Accession Number : ADA300299
Title : Melatonin, the Pineal Gland and Circadian Rhythms.
Descriptive Note : Final rept. 1 Mar 90-28 Feb 95,
Corporate Author : TEXAS A AND M UNIV COLLEGE STATION
Personal Author(s) : Cassone, Vincent M.
PDF Url : ADA300299
Report Date : 25 SEP 1995
Pagination or Media Count : 5
Abstract : The rat pineal is a component of the circadian clock. Exogenous melatonin entrains the rat clock and does not require the presence of the pineal gland. The pineal gland is important for circadian rhythmicity. Pinealectomy exacerbates the disruptive effects of LL on rhythmicity. This may be due to a role of the pineal gland and melatonin in clock light sensitivity, since pinealectomized rats' periods decelerate more rapidly in increasing light than do those of sham-operated rats. It may also be due to a role in coupling circadian components since multiple outputs of the clock are disrupted by pinealectomy equivalently. The rat circadian clock regulates a plethora of peripheral processes by modulation of sympathetic tone. This regulation is responsible for the circadian rhythm in heart rate. The avian visual system contains high affinity melatonin receptors. These receptors are responsible for a circadian modulation of metabolic and electrical activity in visual structures. Melatonin receptors are regulated by the circadian clock.
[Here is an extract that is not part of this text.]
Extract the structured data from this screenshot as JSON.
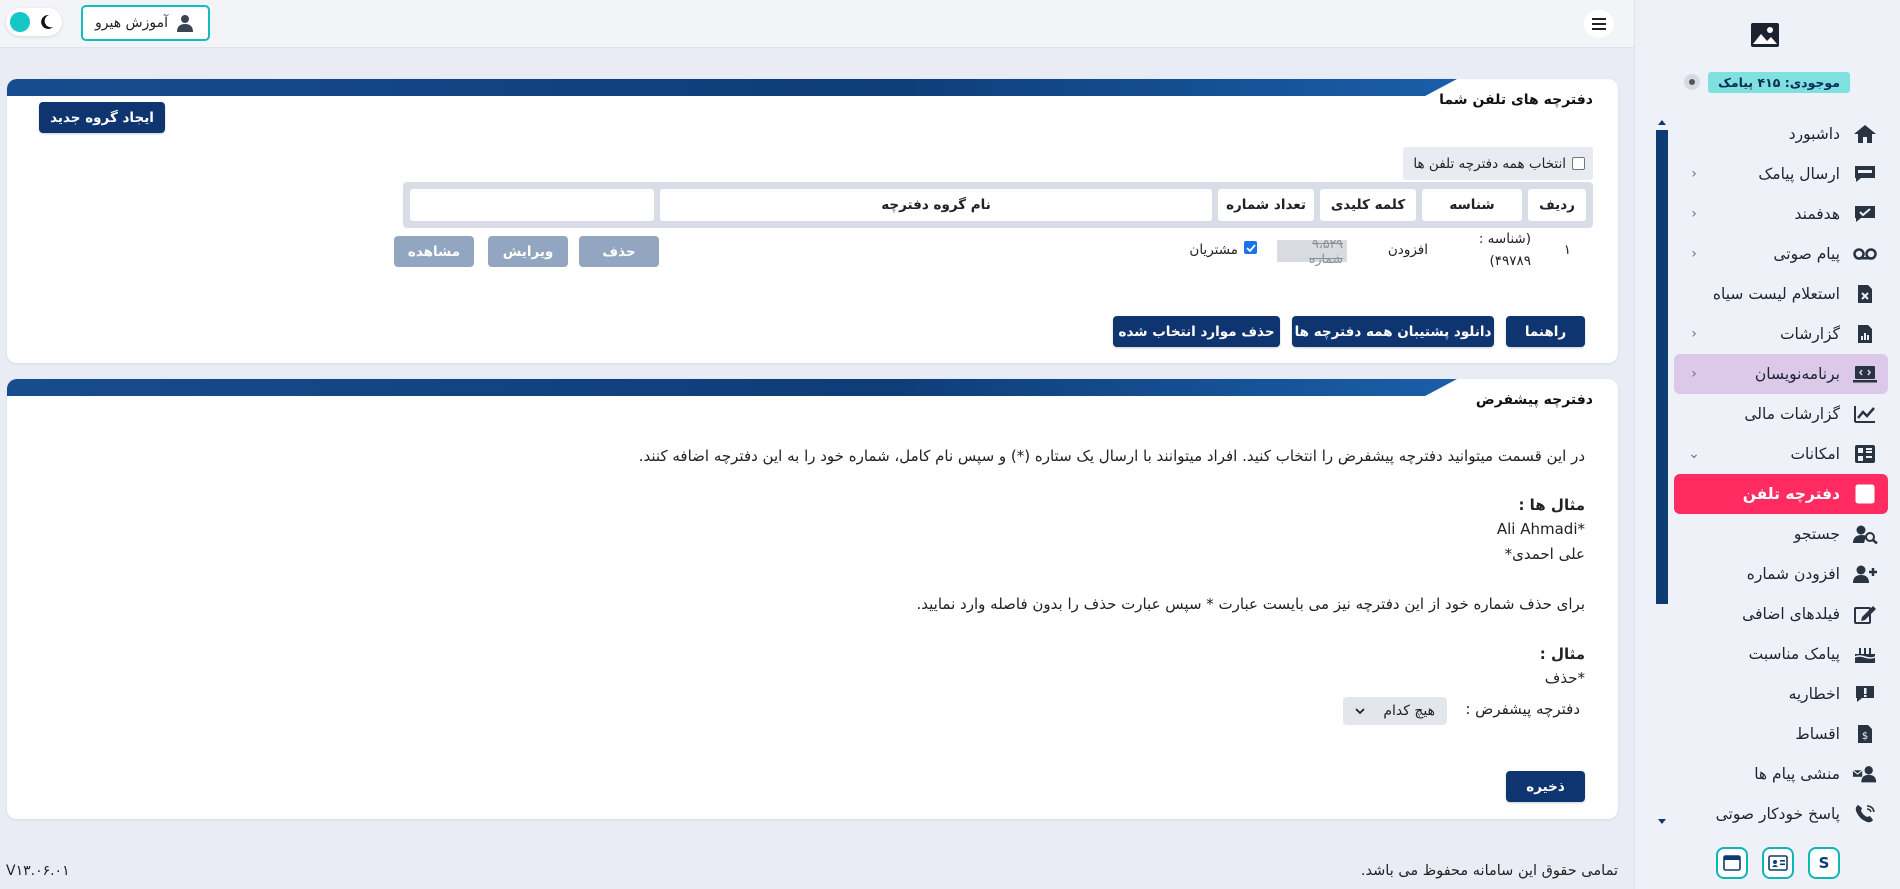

Receptor binding is rhythmic, high during the day and low during the night, does not depend on the pineal gland or melatonin but is abolished by lesions of the suprachiasmatic nucleus. Finally, we have cloned two melatonin receptors from chick brain.
Descriptors : *CIRCADIAN RHYTHMS, *MELATONIN, *PINEAL GLAND, OUTPUT, BRAIN, CLOCKS, RATS, LIGHT, SENSITIVITY, ELECTRICAL PROPERTIES, NIGHT, VISION, MODULATION, BIRDS, CHICKENS, SENSE ORGANS, EXCISION, LESIONS, COUPLINGS.